Establishing a global entity
The World Trade Organization was established in on January 1, 1995, after 124 nations signed an agreement to collaborate on trade deals and negotiations. All but 12 countries in the world are presently either members of the WTO or observe its provisions. China is the largest exporter of goods in the world, so it only makes sense that they should be a part of a global trade organization.
Before the establishment of the WTO, the General Agreement on Tariffs and Trade was the only unifying trade structure. It was established in 1947, but it only included 23 countries, and its regulations were far more limited than the WTO’s.
The WTO has five main rules. The first rule states that no nation is allowed to “play favorites” with another country when it comes to trade. Every nation’s export and import rules must apply to everybody. The second rule states that participating countries must bolster other trade partners, creating an element of reciprocity.
The third and fourth regulations serve to protect all trade partners by making sure that all nations publish their rules for trade.
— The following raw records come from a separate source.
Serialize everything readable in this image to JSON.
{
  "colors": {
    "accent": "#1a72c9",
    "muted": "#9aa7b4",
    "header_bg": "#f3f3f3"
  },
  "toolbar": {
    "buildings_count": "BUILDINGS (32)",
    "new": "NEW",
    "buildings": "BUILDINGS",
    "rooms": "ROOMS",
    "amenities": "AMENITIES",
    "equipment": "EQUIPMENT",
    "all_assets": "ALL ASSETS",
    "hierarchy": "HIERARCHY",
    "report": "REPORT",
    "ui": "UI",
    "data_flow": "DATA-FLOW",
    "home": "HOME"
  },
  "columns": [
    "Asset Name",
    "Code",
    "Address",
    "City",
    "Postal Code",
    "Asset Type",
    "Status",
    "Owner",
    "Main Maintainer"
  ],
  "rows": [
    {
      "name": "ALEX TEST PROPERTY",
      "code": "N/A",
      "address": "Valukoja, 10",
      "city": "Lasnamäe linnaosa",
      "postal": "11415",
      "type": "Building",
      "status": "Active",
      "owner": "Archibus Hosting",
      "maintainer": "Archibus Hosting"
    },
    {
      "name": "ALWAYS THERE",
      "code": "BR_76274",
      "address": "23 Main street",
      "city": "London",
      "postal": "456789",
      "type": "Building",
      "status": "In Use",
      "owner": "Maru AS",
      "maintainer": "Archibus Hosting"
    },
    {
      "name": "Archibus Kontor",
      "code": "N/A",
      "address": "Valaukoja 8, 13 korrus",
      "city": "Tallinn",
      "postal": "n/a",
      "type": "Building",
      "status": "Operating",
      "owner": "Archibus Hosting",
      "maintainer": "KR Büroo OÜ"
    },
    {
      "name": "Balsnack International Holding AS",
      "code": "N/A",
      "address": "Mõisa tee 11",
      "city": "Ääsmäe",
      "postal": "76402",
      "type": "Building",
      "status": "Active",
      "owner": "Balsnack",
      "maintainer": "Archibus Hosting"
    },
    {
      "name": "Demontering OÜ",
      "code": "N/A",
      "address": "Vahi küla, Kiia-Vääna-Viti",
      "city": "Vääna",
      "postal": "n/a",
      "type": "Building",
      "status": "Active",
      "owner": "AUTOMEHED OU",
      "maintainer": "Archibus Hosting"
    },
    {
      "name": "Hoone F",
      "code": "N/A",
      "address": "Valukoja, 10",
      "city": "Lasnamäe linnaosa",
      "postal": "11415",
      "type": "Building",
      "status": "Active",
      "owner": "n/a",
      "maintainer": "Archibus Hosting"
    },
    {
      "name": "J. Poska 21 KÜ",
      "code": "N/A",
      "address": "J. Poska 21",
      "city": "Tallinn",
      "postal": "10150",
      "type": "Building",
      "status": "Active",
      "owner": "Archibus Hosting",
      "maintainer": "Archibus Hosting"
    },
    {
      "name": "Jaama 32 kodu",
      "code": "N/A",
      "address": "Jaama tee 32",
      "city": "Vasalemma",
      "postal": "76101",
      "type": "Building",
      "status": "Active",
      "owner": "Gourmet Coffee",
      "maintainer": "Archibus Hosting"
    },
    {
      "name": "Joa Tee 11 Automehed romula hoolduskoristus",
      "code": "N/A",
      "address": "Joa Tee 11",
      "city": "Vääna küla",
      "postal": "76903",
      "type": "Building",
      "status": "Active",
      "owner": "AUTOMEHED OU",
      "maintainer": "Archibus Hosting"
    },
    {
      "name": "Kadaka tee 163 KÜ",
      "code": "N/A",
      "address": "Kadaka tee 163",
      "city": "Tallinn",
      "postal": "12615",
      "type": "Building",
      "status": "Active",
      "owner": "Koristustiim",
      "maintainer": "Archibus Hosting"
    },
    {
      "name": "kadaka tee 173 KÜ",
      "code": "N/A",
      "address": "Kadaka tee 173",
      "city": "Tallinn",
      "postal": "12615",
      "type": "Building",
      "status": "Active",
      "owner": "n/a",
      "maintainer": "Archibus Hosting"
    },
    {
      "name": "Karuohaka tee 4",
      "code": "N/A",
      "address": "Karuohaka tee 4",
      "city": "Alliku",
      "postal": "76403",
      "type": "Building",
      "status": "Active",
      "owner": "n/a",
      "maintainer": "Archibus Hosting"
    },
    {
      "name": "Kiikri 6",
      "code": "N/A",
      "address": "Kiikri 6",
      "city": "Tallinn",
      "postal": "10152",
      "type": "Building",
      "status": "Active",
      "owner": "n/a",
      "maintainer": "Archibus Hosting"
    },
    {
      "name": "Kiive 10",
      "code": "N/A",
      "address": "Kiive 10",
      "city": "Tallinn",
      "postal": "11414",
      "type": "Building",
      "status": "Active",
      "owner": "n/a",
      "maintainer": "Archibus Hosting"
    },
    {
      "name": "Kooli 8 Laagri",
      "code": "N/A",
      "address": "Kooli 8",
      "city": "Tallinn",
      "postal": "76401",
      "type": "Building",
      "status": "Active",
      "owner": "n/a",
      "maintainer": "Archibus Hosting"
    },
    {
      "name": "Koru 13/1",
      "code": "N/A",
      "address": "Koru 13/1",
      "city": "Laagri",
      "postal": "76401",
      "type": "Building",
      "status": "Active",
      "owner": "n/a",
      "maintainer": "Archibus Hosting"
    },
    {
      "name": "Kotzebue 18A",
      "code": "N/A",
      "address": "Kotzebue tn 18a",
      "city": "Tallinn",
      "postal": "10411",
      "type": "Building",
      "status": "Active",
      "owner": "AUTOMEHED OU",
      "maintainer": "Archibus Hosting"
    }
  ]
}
The fifth rule says that, if an import threatens the safety of any element of a country, the country may retract their deal.
They’re kind of a big deal
China’s entrance to the WTO six years after its establishment meant that the country could trade on a global level like never before. Their admission also gave the rest of the world access to the inexpensive goods that China produced.
In 2017, China was the US’s largest import supplier and our third largest export recipient. We send them vehicles, machinery, and crops, and they give us furniture, toys, and electronics.